Ci sono forti limiti a questo sistema.

La vicenda dei buoni vacanze può diventare una negativa esperienza come quella della social card, che ha dato una modesta risposta economica a solo 600 mila persone su circa 4 milioni aventi diritto.
Con l’esiguo finanziamento di cinque milioni di euro, questo governo “accontenterà” un limitato numero di persone e di famiglie.
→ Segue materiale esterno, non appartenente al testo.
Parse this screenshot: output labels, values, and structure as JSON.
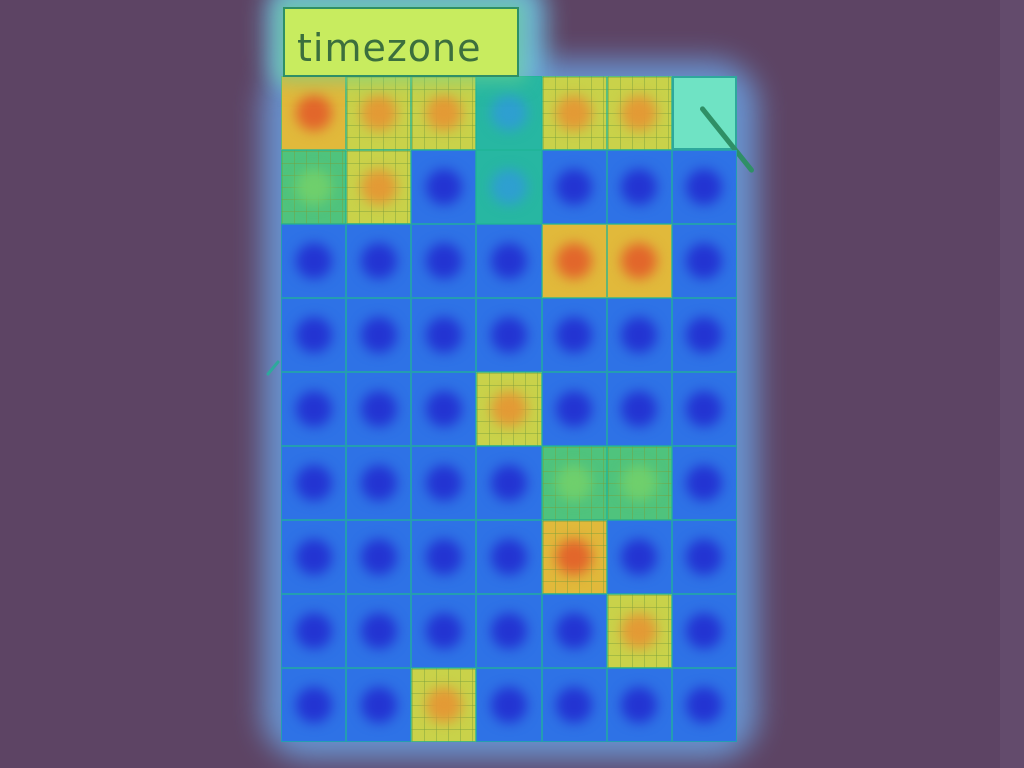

Sulla base delle dichiarazioni dei redditi (anno 2008) da lavoro dipendente e da
pensione, si possono stimare in 20 milioni le persone (circa 7 milioni di famiglie) che hanno (avrebbero) diritto ai buoni vacanze.

Se la disponibilità del governo si fermerà ai cinque milioni di euro, le persone che andranno in vacanza con il contributo saranno, numericamente, come i pochissimi fortunati vincitori delle lotterie.
Inoltre, non può passare inosservata l’evidente discriminazione nei confronti dei cittadini provenienti da altri paesi, esclusi dall’opportunità di chiedere i buoni vacanze, anche se regolarmente residenti in Italia, in regola con il permesso di soggiorno, che lavorano e versano contributi e fisco alle casse dello stato
italiano.

Soprattutto.... in tempo di crisi siamo sicuri sia lo strumento più adatto per risollevare l'economia o è più un palliativo?